Families fight detainee bill

The wife of a terrorism suspect arrested in Ottawa this week offered her support yesterday to families who called on the government to scrap Bill C-3.


The wife of a terrorism suspect arrested in Ottawa this week offered her support yesterday to families who called on the government to scrap Bill C-3.


“We all share the same concerns and the same violations of privacy,” said Sophie Harkat, who joined the family members of security certificate detainees on Parliament Hill yesterday to oppose the bill. “We’re all Canadians and we suffer the consequences of this bill.”


Harkat said she’d visited her husband, Mohamed Harkat, yesterday after Ottawa Police and Canadian Border Services Agency officers arrested him at his home on Tuesday for alleged breach of bail conditions. He is being held at the Ottawa-Carleton Detention Centre and appears in Supreme Court at 9:30 a.m. today.


“His morale is pretty good,” she said. “He’s holding up.”


Harkat, an Algerian refugee, had been released on bail with strict conditions in June 2006, more than three years after being arrested on a federal security certificate.
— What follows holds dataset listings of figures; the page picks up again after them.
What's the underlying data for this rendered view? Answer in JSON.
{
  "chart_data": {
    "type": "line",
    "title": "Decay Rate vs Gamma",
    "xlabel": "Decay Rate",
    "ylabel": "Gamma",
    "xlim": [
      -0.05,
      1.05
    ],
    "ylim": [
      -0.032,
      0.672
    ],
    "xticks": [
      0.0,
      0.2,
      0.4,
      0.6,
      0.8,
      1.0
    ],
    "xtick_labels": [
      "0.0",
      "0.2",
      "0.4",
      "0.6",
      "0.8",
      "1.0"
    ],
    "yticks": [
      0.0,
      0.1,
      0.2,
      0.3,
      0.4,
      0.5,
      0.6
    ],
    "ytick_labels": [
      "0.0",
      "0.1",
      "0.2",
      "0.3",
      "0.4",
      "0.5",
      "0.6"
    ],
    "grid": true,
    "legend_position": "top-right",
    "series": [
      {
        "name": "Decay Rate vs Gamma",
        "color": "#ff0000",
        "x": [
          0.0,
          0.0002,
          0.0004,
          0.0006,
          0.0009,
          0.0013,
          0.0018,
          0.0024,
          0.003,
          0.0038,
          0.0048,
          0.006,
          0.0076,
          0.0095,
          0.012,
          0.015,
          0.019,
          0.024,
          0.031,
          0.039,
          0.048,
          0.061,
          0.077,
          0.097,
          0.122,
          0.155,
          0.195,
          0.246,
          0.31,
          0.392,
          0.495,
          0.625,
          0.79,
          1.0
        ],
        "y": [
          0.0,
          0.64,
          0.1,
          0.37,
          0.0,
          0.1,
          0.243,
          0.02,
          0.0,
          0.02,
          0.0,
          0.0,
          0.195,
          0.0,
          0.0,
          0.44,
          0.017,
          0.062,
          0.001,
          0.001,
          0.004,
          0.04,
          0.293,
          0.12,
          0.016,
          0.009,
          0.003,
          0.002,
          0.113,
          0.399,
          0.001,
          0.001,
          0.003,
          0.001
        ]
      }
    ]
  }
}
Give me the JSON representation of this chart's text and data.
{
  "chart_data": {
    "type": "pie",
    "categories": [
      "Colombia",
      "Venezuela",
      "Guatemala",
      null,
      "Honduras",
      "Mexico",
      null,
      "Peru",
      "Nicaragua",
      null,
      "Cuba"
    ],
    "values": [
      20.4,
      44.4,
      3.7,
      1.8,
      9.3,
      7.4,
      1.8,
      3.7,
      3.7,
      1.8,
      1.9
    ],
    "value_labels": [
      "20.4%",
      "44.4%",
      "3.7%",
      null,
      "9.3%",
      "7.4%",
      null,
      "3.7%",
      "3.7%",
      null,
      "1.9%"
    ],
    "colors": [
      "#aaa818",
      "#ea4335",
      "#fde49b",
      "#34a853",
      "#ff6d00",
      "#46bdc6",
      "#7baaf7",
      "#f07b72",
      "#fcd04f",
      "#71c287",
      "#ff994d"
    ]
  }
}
The group wants the government to abolish security certificates and use the Criminal Code to press their cases.


Ahmad Jaballah, whose father, Mahmoud, was arrested on a security certificate, likened the practice to “taking a whole family and putting them in prison.”


Released last April, Mahmood Jaballah is required to have his wife or eldest son with him 24 hours a day.


“If you have evidence against them, charge them and give them a fair and open trial where they can see the evidence and respond to it,” said Jaballah.


“We’re here with families of men who have been detained unfairly over the years,” said Mary Foster, a member of the Coalition for Adil Charkaoui Foster. “Don’t condemn them to more years of fear and injustice.”


If Bill C-3 goes through, it will mean that detainees can be indefinitely detained at home or in prison without trial or being charged.


Mona El Fouli, whose husband Mohamed Mahjoub was detained, said the security certificate violates not only his rights, but affects the lives of her children. “I’m a Canadian citizen and my kids are Canadian citizens,” she said.


Jaballah called on MPs to reflect on their actions before voting. “You’re destroying families and lives for years to come and are imprisoning them in their own houses.”